Israel votes in national elections today, with the final polls predicting almost certain victory for Ariel Sharon, who sent the tanks back into Palestinian cities and has been accused of sparking off the intifada with his visit to Temple Mount, or Haram al-Sharif.
Amram Mitzna, the opposition Labour leader who promised to restart peace negotiations with Yasser Arafat and withdraw from part of the occupied territories if elected, appeared to be heading for a resounding defeat.
The last polls to be published before election day predicted Mr Sharon's Likud Party would win 34 seats in the Knesset, Israel's parliament, at best, and 30 at worst. Labour was likely to win between 18 and 20, one of its worst showings yet.
The pollsters have got it wrong before in Israel, and with 7 per cent of voters still undecided, according to yesterday's Haaretz poll, there could still be some surprises – but it is unlikely that they will stop Mr Sharon's victory march. Nothing seems to have been able to halt it.
A corruption scandal that broke in the middle of the campaign dented Likud's support but Mr Sharon bounced back. Mr Mitzna's strategy of campaigning on a pro-peace agenda appears to have backfired completely.
If the polls are right, Mr Sharon's victory will dismay Palestinians, notwithstanding assurances that he intends to pursue President George Bush's "vision" of a Palestinian state. Many Palestinians fear Saturday night's incursion by the Israeli army deep into Gaza City, in which 12 Palestinians were killed, was a taste of things to come.
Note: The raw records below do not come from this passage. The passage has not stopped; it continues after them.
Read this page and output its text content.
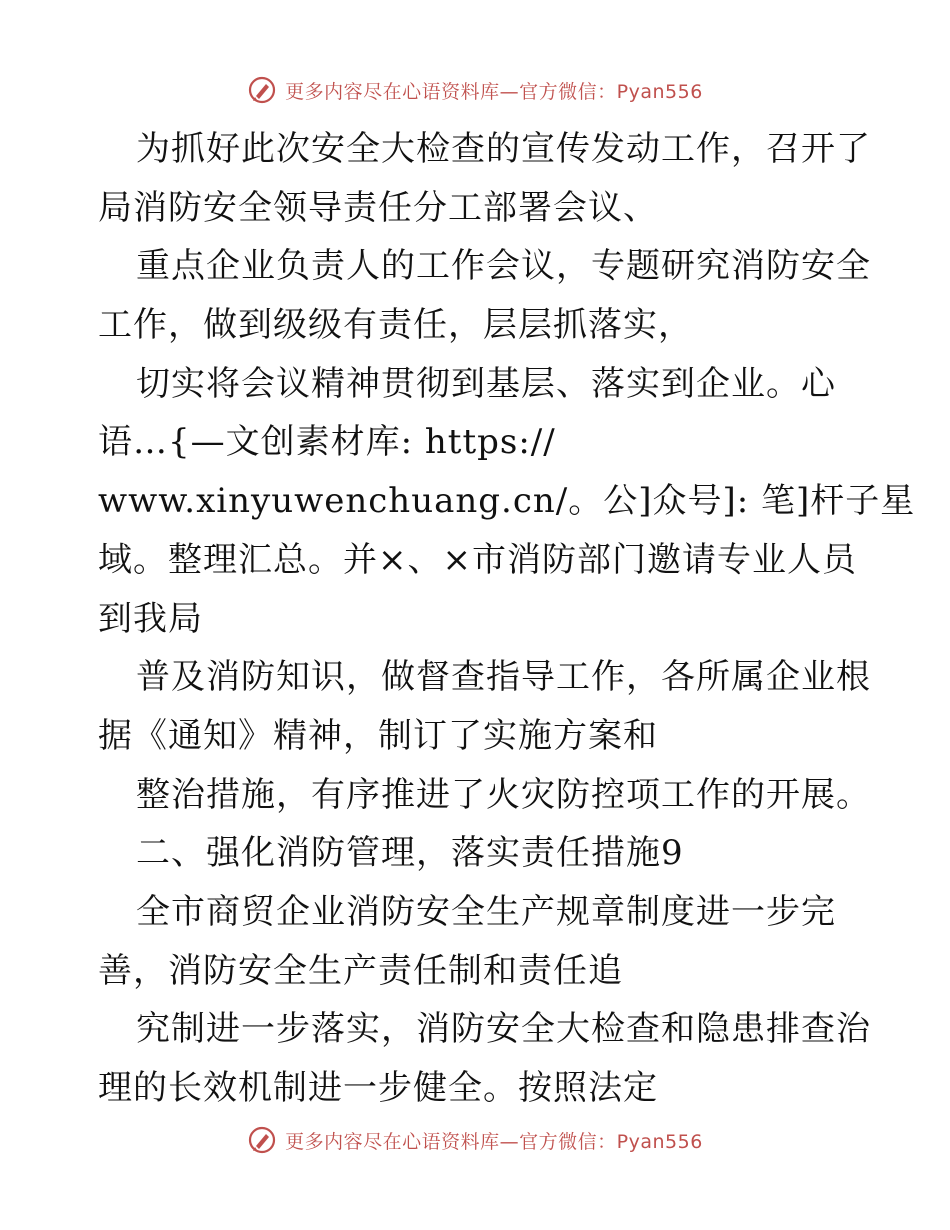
更多内容尽在心语资料库—官方微信：Pyan556
为抓好此次安全大检查的宣传发动工作，召开了
局消防安全领导责任分工部署会议、
重点企业负责人的工作会议，专题研究消防安全
工作，做到级级有责任，层层抓落实，
切实将会议精神贯彻到基层、落实到企业。心
语…{—文创素材库: https://
www.xinyuwenchuang.cn/。公]众号]: 笔]杆子星
域。整理汇总。并×、×市消防部门邀请专业人员
到我局
普及消防知识，做督查指导工作，各所属企业根
据《通知》精神，制订了实施方案和
整治措施，有序推进了火灾防控项工作的开展。
二、强化消防管理，落实责任措施9
全市商贸企业消防安全生产规章制度进一步完
善，消防安全生产责任制和责任追
究制进一步落实，消防安全大检查和隐患排查治
理的长效机制进一步健全。按照法定
更多内容尽在心语资料库—官方微信：Pyan556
The West Bank and Gaza Strip were sealed off yesterday, with no Palestinians allowed into Israel. The Israeli authorities were saying they were concerned about a possible attack by militants during voting today even before Hamas vowed revenge for the Gaza incursion, and the total closure will remain until tomorrow.
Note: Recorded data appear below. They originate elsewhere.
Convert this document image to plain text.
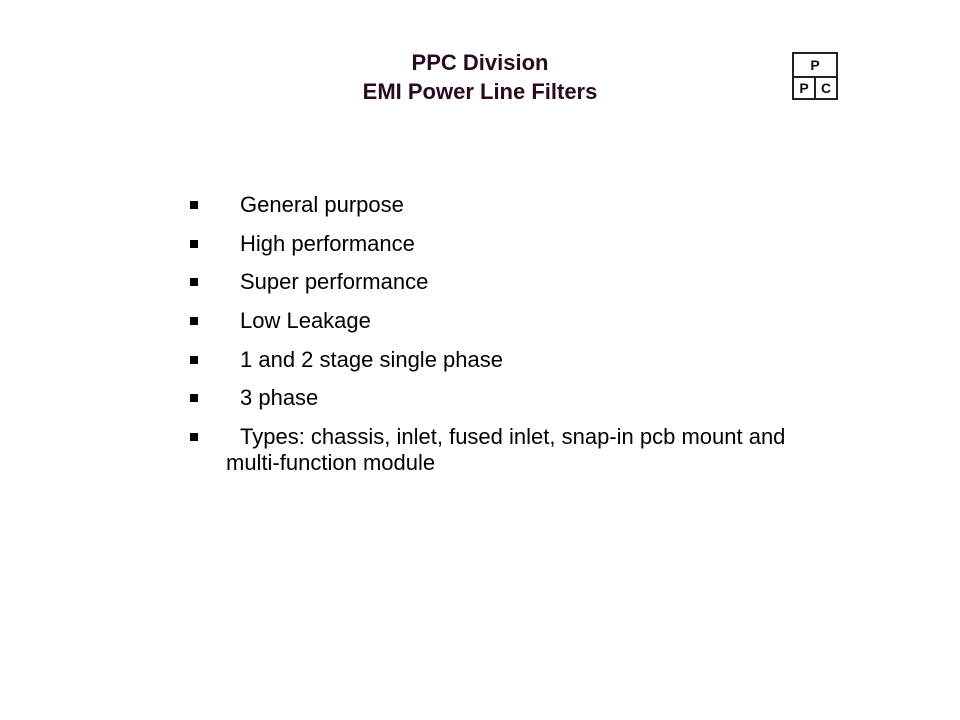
PPC Division
EMI Power Line Filters
P
P C
General purpose
High performance
Super performance
Low Leakage
1 and 2 stage single phase
3 phase
Types: chassis, inlet, fused inlet, snap-in pcb mount and multi-function module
Mr Sharon is so confident of victory, Yedioth Ahronoth reported yesterday, that he has already prepared his victory speech. "This will not be an election speech, but a coronation speech," the paper reported, quoting "a source close to Sharon" as saying: "Every word will be well-weighed and measured. His words will be broadcast throughout the world six hours before Bush's speech on Iraq, and this has great significance." In his speech, Mr Sharon would make a "heartfelt call" to Labour to join a "national unity" government.
It looks as if the real problem for Mr Sharon will not be winning at the ballot box but forming a coalition government he wants to work with.
Mr Mitzna has said Labour will not join agovernment under Mr Sharon. That could force Mr Sharon into a coalition he does not want, with religious and far-right parties.
The religious parties are unpopular with the majority of Israelis – the surge in support for the secular Shinui party is proof of that. And the far right would oppose any sort of move towards a Palestinian state and and would come between Mr Sharon and the US administration, with which he wants to maintain good relations.
Mr Sharon's camp has been banking on Labour joining after all, either with Mr Mitzna or without him if his rivals manage to get him replaced as party leader. But the Israeli press reported yesterday that Labour might stay out even "after the long knives of Labour have been stained", as Nadav Eyal put it in Maariv.
The winner of today's vote will have weeks to put together a coalition, so there will be plenty of negotiating ahead.